— Что? — спросила девушка с разинутым ртом от удивления. — Ты?

— И тебе доброе утро, — сказал я. Класс. Её мама не сказала о том, кто будет сиделкой. Просто супер. Кажется, моя работа будет очень интересной и весёлой. Что-то точно наклёвывается.

Глава 22

— Мама тебе не сказала? — спросил я, когда уже разделся и помыл руки.

— Нет. Она просто сказала, что сегодня утром придёт сиделка. Уверила меня, что она мне точно понравится. Однако в этом она не соврала, — сказала Маша, усмехаясь.

— Ох, за что мне всё это?

— Да ты не переживай, я ведь не капризная, ты же знаешь.

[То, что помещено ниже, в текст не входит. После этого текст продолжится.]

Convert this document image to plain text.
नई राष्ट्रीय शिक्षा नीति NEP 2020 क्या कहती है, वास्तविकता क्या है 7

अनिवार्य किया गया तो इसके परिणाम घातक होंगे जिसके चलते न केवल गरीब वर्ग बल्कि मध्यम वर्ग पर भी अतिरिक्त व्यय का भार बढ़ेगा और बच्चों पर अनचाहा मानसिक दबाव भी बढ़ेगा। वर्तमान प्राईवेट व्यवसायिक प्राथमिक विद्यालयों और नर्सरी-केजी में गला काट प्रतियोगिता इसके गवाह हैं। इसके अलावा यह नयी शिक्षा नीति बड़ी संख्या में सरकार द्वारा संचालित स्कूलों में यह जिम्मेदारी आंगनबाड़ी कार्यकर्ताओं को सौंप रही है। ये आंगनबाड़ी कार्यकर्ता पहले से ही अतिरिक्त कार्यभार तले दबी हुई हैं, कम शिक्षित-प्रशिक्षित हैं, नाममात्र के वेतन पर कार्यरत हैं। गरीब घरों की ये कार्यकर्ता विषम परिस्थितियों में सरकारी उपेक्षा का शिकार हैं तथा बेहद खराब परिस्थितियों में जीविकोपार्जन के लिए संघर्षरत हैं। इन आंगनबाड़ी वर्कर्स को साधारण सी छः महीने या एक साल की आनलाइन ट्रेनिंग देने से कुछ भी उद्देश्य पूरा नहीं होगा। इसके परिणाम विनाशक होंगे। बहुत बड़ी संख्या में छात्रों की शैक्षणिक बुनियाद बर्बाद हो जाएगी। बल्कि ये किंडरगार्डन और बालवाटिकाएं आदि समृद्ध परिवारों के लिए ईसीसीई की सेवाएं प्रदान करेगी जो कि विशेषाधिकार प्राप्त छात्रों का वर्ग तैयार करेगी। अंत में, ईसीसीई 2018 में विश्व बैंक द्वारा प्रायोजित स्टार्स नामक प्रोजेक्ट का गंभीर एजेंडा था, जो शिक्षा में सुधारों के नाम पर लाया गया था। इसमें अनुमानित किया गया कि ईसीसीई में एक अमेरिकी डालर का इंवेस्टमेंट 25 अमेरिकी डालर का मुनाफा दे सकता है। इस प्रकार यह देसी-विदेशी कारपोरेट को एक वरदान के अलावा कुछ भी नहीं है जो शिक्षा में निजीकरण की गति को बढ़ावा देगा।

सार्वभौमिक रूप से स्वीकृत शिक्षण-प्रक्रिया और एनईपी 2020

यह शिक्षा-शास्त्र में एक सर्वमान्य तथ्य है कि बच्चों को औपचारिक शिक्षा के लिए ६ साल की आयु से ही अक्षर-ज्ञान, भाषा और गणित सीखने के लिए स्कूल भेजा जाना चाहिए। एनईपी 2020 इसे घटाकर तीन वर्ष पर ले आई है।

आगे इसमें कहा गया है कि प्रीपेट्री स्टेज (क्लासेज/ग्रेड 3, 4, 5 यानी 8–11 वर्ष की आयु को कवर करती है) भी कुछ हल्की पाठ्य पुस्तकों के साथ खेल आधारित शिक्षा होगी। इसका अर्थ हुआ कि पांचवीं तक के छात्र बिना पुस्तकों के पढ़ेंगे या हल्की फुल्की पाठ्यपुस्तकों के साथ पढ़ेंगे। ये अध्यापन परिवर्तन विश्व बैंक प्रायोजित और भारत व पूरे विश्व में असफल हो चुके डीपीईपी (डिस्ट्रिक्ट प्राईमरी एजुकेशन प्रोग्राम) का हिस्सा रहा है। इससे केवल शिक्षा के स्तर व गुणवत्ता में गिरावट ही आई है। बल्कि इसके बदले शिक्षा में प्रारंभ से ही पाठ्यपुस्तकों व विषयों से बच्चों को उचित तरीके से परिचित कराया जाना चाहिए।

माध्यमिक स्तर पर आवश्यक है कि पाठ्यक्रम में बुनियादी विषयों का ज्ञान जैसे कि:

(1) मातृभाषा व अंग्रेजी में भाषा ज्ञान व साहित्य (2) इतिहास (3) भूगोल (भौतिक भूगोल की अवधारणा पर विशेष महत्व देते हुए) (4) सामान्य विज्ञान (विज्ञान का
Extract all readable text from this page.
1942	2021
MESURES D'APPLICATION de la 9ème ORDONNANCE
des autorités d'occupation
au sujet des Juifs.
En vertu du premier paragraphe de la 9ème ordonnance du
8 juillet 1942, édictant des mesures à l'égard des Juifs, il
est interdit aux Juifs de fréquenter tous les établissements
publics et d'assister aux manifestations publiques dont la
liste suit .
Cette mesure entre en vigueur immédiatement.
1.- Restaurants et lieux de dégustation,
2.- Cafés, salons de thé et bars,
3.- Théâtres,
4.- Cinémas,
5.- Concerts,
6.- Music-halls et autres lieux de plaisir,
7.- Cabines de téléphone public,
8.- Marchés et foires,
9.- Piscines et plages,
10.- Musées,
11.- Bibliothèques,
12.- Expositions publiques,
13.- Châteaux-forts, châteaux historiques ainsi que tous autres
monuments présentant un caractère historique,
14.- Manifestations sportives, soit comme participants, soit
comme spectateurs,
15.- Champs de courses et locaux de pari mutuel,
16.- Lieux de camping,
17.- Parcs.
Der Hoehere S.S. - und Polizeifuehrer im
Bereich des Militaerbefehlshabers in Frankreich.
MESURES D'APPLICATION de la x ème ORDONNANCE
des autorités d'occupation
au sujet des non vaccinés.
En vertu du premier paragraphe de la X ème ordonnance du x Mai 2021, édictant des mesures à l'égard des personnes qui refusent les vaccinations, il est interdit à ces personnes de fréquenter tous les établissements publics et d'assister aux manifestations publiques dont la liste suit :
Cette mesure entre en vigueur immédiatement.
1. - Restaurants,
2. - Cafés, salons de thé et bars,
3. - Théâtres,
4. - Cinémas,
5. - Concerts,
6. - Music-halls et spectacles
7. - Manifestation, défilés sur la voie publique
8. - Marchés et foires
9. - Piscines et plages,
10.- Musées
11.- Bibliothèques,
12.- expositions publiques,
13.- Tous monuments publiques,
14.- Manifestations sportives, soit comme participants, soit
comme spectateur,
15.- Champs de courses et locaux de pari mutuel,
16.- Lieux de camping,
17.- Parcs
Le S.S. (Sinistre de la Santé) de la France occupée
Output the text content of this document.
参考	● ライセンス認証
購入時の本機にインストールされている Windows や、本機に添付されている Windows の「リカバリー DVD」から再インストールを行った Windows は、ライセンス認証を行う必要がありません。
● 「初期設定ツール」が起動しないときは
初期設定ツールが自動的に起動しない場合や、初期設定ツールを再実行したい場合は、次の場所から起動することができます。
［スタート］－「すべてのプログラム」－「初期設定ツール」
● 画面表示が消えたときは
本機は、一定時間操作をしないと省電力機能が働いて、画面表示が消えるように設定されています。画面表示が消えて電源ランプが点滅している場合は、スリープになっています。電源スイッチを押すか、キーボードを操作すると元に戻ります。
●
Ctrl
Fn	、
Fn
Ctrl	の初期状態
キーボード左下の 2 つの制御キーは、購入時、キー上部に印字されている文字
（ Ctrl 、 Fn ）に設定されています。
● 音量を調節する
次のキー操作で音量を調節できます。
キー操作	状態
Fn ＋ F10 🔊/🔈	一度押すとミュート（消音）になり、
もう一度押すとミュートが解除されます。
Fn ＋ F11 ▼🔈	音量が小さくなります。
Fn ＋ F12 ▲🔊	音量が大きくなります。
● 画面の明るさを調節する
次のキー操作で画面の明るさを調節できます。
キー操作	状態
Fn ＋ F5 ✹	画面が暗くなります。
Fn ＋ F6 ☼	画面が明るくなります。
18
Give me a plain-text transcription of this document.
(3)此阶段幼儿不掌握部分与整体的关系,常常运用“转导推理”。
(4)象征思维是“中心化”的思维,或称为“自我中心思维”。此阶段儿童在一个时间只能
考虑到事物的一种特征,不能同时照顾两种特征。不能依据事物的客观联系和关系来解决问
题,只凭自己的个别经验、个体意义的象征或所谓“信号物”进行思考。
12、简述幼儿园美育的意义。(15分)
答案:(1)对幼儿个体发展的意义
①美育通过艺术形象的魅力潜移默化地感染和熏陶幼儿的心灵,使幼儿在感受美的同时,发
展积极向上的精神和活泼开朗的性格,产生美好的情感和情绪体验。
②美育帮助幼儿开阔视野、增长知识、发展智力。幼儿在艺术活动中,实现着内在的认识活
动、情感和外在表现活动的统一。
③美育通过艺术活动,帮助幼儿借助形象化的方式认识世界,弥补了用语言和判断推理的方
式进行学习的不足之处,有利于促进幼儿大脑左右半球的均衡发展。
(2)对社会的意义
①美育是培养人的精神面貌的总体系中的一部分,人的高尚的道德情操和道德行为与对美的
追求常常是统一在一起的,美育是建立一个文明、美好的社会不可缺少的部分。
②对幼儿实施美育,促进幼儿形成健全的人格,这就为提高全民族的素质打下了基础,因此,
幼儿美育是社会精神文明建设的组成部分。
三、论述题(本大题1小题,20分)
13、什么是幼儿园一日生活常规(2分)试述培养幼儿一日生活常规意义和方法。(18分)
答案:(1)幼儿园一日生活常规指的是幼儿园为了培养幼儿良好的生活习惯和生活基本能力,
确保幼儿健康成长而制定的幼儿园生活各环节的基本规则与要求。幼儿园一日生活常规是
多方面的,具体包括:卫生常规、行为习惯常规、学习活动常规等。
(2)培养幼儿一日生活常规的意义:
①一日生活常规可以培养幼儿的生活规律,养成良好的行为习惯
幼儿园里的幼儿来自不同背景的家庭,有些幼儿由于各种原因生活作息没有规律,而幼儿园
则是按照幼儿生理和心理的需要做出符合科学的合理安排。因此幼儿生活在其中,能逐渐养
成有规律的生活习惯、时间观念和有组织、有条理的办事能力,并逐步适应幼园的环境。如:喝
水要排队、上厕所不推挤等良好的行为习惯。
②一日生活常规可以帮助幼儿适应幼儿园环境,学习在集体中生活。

— Ну ладно, ты завтракала? — спросил я, не позволяя зайти разговору в русло её внешности и красоты.

— И даже не спросишь про шрам? — спросила Маша, отведя взгляд. Да, шрам. Весьма глубокая отметина на левой щеке, которая проходит через глаз.

— Ну, — замялся я, — ты теперь похожа на Цири[12].

— Ха, ну да, — сказала Маша с доброй усмешкой.

— А вообще меня мало интересует твоя внешняя красота. Я знаю твою внутреннюю «красоту». Так что может хоть теперь эти две красоты немного сблизились.

— Да, наверное, — тихо сказала Маша.

— Ладно, проехали. Я тут как сиделка, а не как бывший. Так что извини, не нужно было это говорить. Так что насчёт завтрака? Ты кушала?

— Нет. Мама сказала, что покормит сиделка. Она сама покушает на работе, времени на готовку совсем не было. Но в магазин сейчас идти не надо. Там в шкафчике над раковиной коробка овсяной каши. Сваришь?

— Да без «б». Сейчас всё сделаю, — сказал я и отправился на кухню. Так, что тут у нас? Ага, овсяная каша с кусочками фруктов и ягод. Отлично, сам часто такую ем. Ещё и нафасована в пакеты, что очень удобно. Так, заливаем водой, ставим на медленный огонь, мешаем, через 5 минут добавить молока, и после варить ещё две минуты, после чего выключить, закрыть кастрюлю крышкой и дать остыть. Готово.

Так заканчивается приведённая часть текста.